Celebrate the EA/TEF Milestones, Especially the Doughnuts
Celebrate the EA/TEF milestones. This is the advice guest blogger Jennifer Forman has for other EA/TEF parents. In today’s post she describes the journey her family has had with their now 4-year-old daughter whose early years were made more difficult by the COVID pandemic.
It is late afternoon on a cool, fall day and I’m sitting next to my daughter’s incubator in the NICU while I search the internet looking for answers to understand her condition. I stumble across a support group of other parents who have children with the same birth defects. Hours pass as I read question after question and stories from other families going through the same journey. One mother posted a photo of her ten-year-old son eating a doughnut for breakfast. The caption was “It does get better.” This was a gut punch because in the moment all I could see was our current situation—our daughter on a ventilator being fed by TPN. I couldn’t comprehend her future or ever getting to the point of her eating solid food, let alone a doughnut.
Two days prior, my daughter was born with esophageal atresia (EA) with a tracheoesophageal fistula (TEF), ventricular septal defect (VSD), and hydronephrosis. This grouping of birth defects is known as VACTERL. My husband and I found out two weeks before she came into this world that she had a suspected fetal anomaly, but no parent can prepare for what was to come next. On day two of life, my daughter underwent her primary repair for the EA/TEF. Thankfully, her surgery and recovery were relatively uncomplicated, and we were discharged home two weeks later to start our journey.
Any EA/TEF parent will tell you the first two years are the hardest, and our experience proved that be true. When you are in it, it can feel overwhelming and suffocating to witness your child go through doctor visits and routine colds that can turn worse on a dime. To date, my daughter has undergone eight procedures including an emergency removal of a meatball that was lodged in her throat. We have seen countless specialists and therapists to help with her food delays.
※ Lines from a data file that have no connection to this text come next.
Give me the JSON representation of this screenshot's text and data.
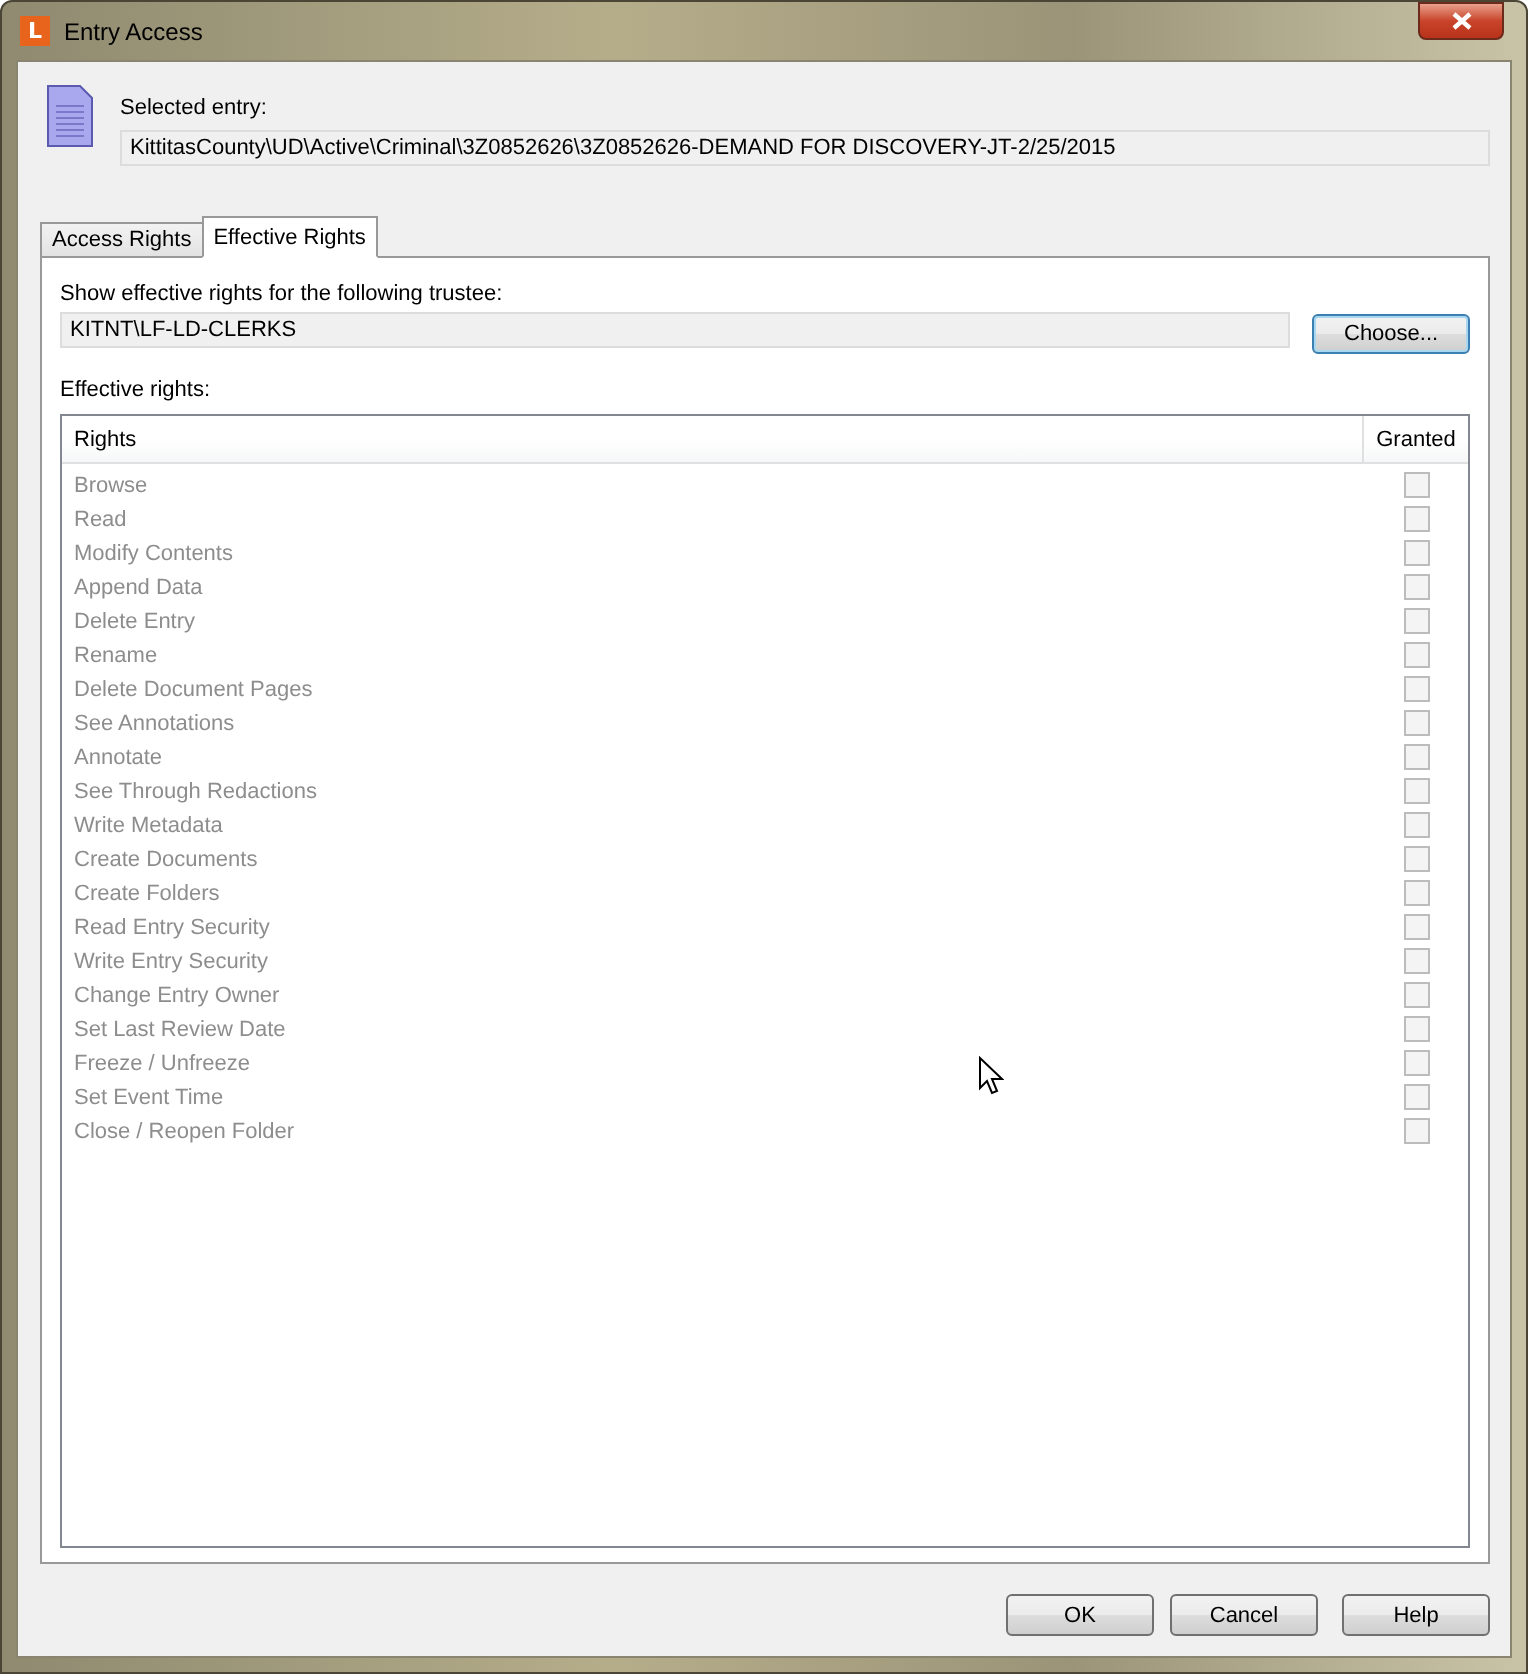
{
  "window": {
    "title": "Entry Access",
    "app_letter": "L"
  },
  "entry": {
    "label": "Selected entry:",
    "value": "KittitasCounty\\UD\\Active\\Criminal\\3Z0852626\\3Z0852626-DEMAND FOR DISCOVERY-JT-2/25/2015"
  },
  "tabs": [
    {
      "label": "Access Rights",
      "selected": false
    },
    {
      "label": "Effective Rights",
      "selected": true
    }
  ],
  "trustee": {
    "label": "Show effective rights for the following trustee:",
    "value": "KITNT\\LF-LD-CLERKS",
    "button": "Choose..."
  },
  "rights_label": "Effective rights:",
  "table": {
    "disabled": true,
    "columns": [
      "Rights",
      "Granted"
    ],
    "rows": [
      {
        "name": "Browse",
        "checked": false
      },
      {
        "name": "Read",
        "checked": false
      },
      {
        "name": "Modify Contents",
        "checked": false
      },
      {
        "name": "Append Data",
        "checked": false
      },
      {
        "name": "Delete Entry",
        "checked": false
      },
      {
        "name": "Rename",
        "checked": false
      },
      {
        "name": "Delete Document Pages",
        "checked": false
      },
      {
        "name": "See Annotations",
        "checked": false
      },
      {
        "name": "Annotate",
        "checked": false
      },
      {
        "name": "See Through Redactions",
        "checked": false
      },
      {
        "name": "Write Metadata",
        "checked": false
      },
      {
        "name": "Create Documents",
        "checked": false
      },
      {
        "name": "Create Folders",
        "checked": false
      },
      {
        "name": "Read Entry Security",
        "checked": false
      },
      {
        "name": "Write Entry Security",
        "checked": false
      },
      {
        "name": "Change Entry Owner",
        "checked": false
      },
      {
        "name": "Set Last Review Date",
        "checked": false
      },
      {
        "name": "Freeze / Unfreeze",
        "checked": false
      },
      {
        "name": "Set Event Time",
        "checked": false
      },
      {
        "name": "Close / Reopen Folder",
        "checked": false
      }
    ]
  },
  "buttons": [
    "OK",
    "Cancel",
    "Help"
  ]
}
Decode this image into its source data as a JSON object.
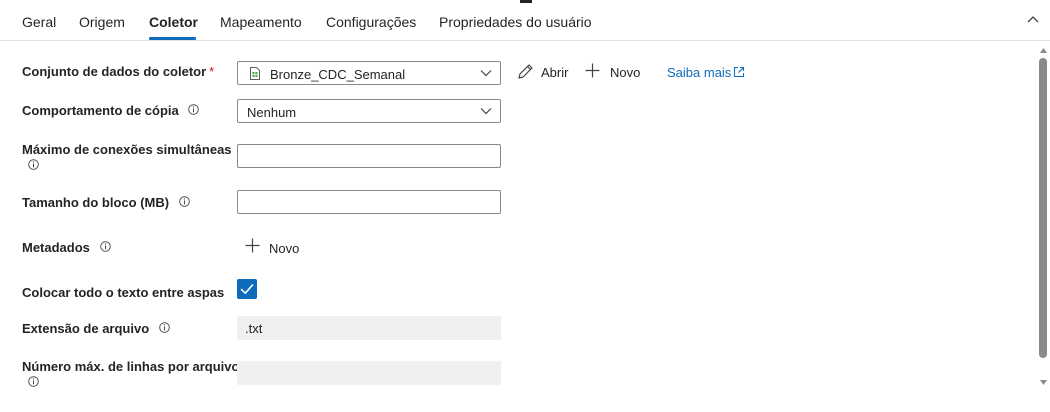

All we could do was celebrate the EA/TEF milestones—when she finally weighed 6-lbs, sitting in the highchair, eating avocados and all the easily mashable foods. One of my daughter’s first victories came at 2 years old when she was able to eat everything safely at daycare. We no longer needed to pack a special lunch with “safe foods” for her.
Experiencing this during a global pandemic has not been easy. I couldn’t even count the number of times I have received comments from strangers about my daughter’s cough and I have to politely reply,
“No, she is not sick. That is her normal cough.”
My response is met with looks of judgment about my parenting skills usually followed by people keeping their distance so as not to catch her sickness. I have had people refuse to ride in elevators with us because of her cough.
My daughter is now four and has overcome so much in her short life. She is undoubtedly the strongest little girl I know. My advice to fellow EA/TEF parents is to always acknowledge the setbacks, but to celebrate the EA/TEF milestones, no matter how small. Your child will overcome many challenges you never thought possible—like eating a doughnut.